Developing a non-human primate model for skin vaccination against viruses. (#186)

Kerrie Sandgren 1 2 , Min Kim 1 2 , Heeva Baharlou 1 2 , Kirstie Bertram 1 2 , Rachel Botting 1 2 , Andrew Harman 1 2 , Anthony Cunningham 1 2
  1. Westmead Millennium Institute, Westmead, NSW, Australia
  2. University of Sydney, Sydney, NSW, Australia

New approaches to vaccines are urgently needed for many viruses including HIV and herpes simplex. Dermal vaccination appears increasingly promising as the dense network of immune cells in the skin, especially dendritic cells (DC), allows for enhanced immune responses and the opportunity to tailor vaccine responses by targeting specific subsets for activation.

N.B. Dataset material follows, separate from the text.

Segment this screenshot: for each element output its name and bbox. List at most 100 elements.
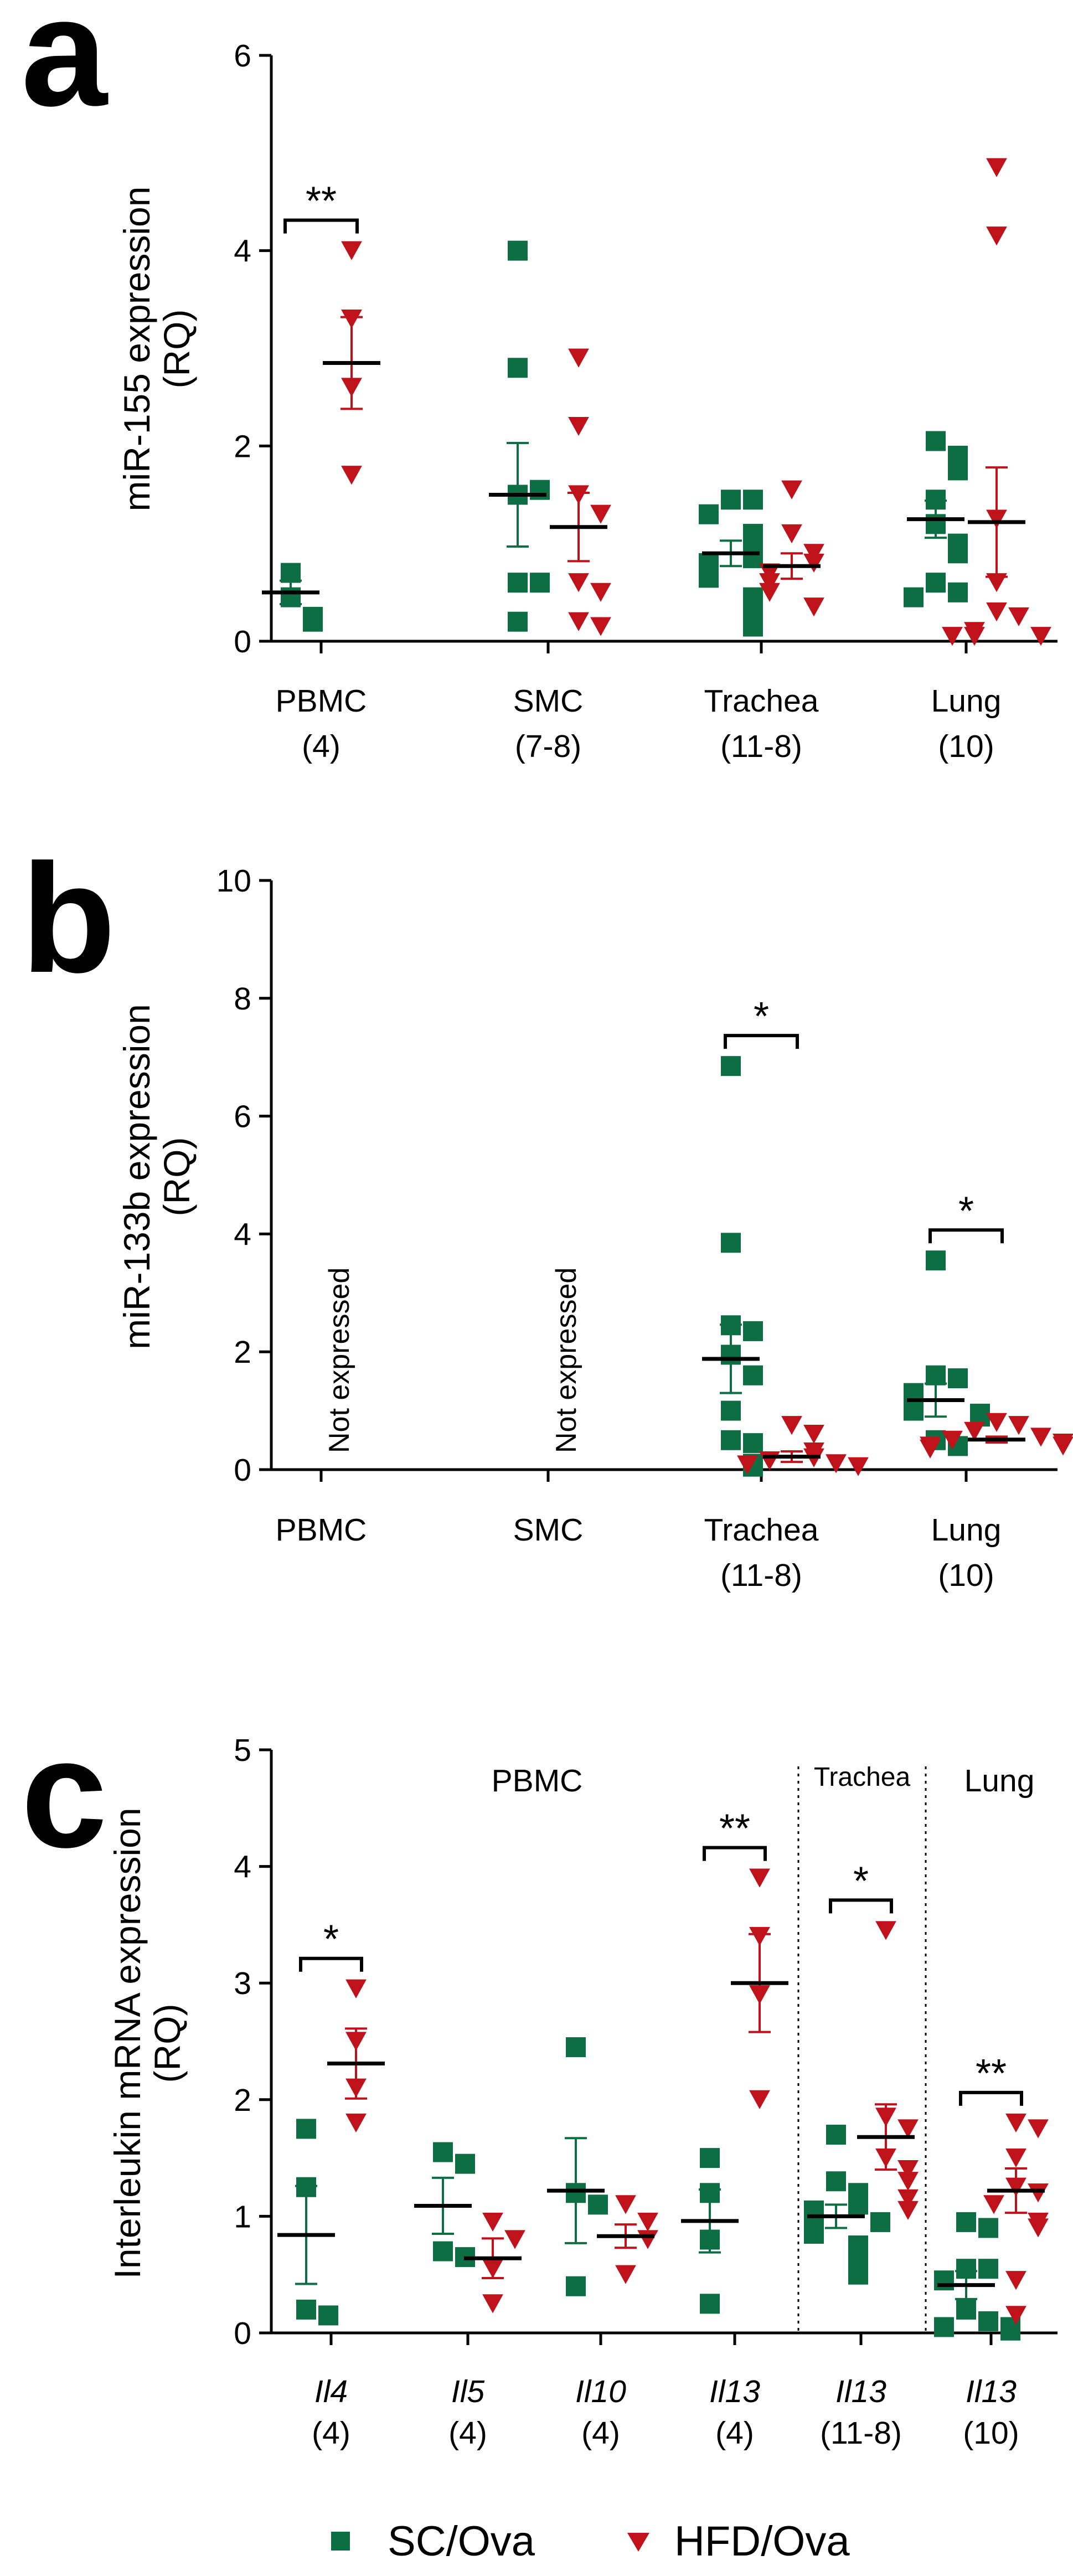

A macaque model for skin vaccination will be valuable for dissecting the immune response to novel vaccines, incorporating both resident and migratory immune cells and may be critical for HIV challenge studies, where no small animal model of infection is available. In order to adapt delivery devices and vaccine formulations for such trials, we need to understand the immune cell composition of macaque skin. Macaque blood DCs are similar in phenotype and function to humans but we know very little about their skin.

We are comparing biopsies of healthy skin from pigtail macaques and humans and enumerating immune cell populations using fluorescence microscopy. We found that the epidermis of macaque skin was thinner than human abdominal skin but there were equivalent numbers of Langerhans cells. In the macaque dermis we can identify two of three human myeloid DC subsets - CD1a+, CD14+ but not CD141+. While the macaque equivalent of CD141+ cross-presenting DCs has been identified in blood using XCR1 and CADM1, we found expression of these molecules in human skin was not restricted to CD141+ cells. We found rare langerin+ CD11c+ myeloid cells in the dermis of humans but marked numbers in macaques. Further investigation will confirm whether these are the equivalent of dermal resident langerin+ DCs recently confirmed in humans although the functional features of this subset are unknown

These results will help inform design of delivery devices targeting vaccines to the dermo-epidermal junction and specific DC subsets in the skin, for testing in macaque models.